The marketplace that will sell you a $ 20,000 bank loan for $ 30

Wikipedia defines the dark web, sometimes also referred to as dark net, as part of the internet that exists in an encrypted world of networks within networks.

Requiring specific software to access the dark websites themselves, most often the Tor browser, this little corner of the internet is both an anonymous haven for whistleblowers and political activists, as well as a marketplace. very profitable where criminals sell their ill-gotten assets.

Flashpoint Intelligence analysts have looked at the economics of cybercrime through the prism of dark web market prices over the past two years. Everything is for sale here, from a $ 20,000 bank loan for next to nothing, to services that will attack sites and services on a rental basis.

Coming from the most popular cybercrime markets, some of which have been closed now, as my colleague Zak Doffman wrote earlier this year, prices remain representative of the dark web as a whole today.

The dark web economy

On September 13, I wrote about how an earlier dive into the dark web economy by researchers at the Armor Threat Resistance Unit revealed that it was possible to trade $ 800 (£ 630) worth of Bitcoin for $ 10,000 (£ 7,900) in cash. At the time, it looked like an unbeatable deal for those willing to break the law and face jail time. And then along came the Flashpoint analysts who found even bigger illicit “good deals” in these dark web markets. Access to a compromised bank account, known as a ‘bank journal’ in cybercrime parlance, with a balance of $ 10,000 (£ 7,900), could be yours for $ 25 (£ 19.75 ), for example. While personal information packages that allow a criminal to steal the victim’s identity, or “fullz” as they are called, and secure a promised bank loan of $ 20,000 (£ 15,800) were on offer for just $ 5 (£ 4) more. If that sounds cheap, fullz packages start at around $ 4 (£ 3) as they are considered a staple in these circles.

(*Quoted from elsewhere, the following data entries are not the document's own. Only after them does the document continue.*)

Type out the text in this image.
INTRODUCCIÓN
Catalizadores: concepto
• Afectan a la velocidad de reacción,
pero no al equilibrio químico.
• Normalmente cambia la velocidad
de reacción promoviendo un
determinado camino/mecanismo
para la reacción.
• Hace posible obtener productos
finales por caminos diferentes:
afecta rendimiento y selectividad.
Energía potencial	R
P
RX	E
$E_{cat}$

Ian Gray, the Flashpoint intelligence analyst who wrote the report published Oct. 15, said: “Fullzs that include the victim’s financial information are often more expensive because they can be used for a wider variety of fraud schemes than Personally Identifiable Information (PII) without that information.” Some of the resellers in the market even rate their fullz packages based on the credit rating attached to the individual, with a correlation between the asking price and the score level.

It’s not just cash for sale on the dark web

Because these dark web markets by their very nature attract the criminal element of society, the articles on offer reflect this. So alongside a database believed to contain the personal information of some 92 million Brazilian citizens, auctioned off with a starting price of $ 15,000 (£ 11,875), you can also find drugs, at the both medicinal and recreational, weapons and passports.

The passport market is particularly interesting and can be divided into three broad categories. The cheapest are the scanned passports with the buyer’s information entered starting at $ 5 (£ 4), and the most expensive are the actual physical passports, which can cost up to $ 5,000 (£ 4000). However, the most popular category is the passport. model allowing the buyer to complete his information. The price of these models varies, but the report found US passports of this nature for $ 18 (£ 14.25) with Canadian passports costing $ 26 (£ 20.50) and the Netherlands at $ 50 ( £ 40) being the most expensive.

The variety of products for sale on the dark web doesn’t end there. Distributed Denial of Service (DDoS) attacks are sold “as a service” with criminals renting time on their DDoS attack botnets. “Most of the attacks remain focused on video game cheating and personal harassment,” Gray said in the report, which is reflected in the low rental costs starting at $ 0.35 (£ 0.28) for ten minutes, $ 25 (£ 19.75) for a day. and the larger money limited to offers such as the Five Hour Attack on Any Site which was priced at $ 250 (£ 197.50).

Although cybercrime continues to flourish and threat actors become increasingly sophisticated in their attack methodologies, the Flashpoint report reveals that a large portion of illicit product prices have been relatively static over the past two years. years. It’s not entirely surprising, if I’m being honest. The buyer bears a higher risk than the seller in these transactions. The anonymity offered, although not always provided by dark web networks, means that the seller feels relatively secure. The buyer, on the other hand, must come out of the shadows to profit from his purchases. The risk of getting caught and the considerable legal consequences that this entails make these dark web sites a buyer’s market, hence the low prices.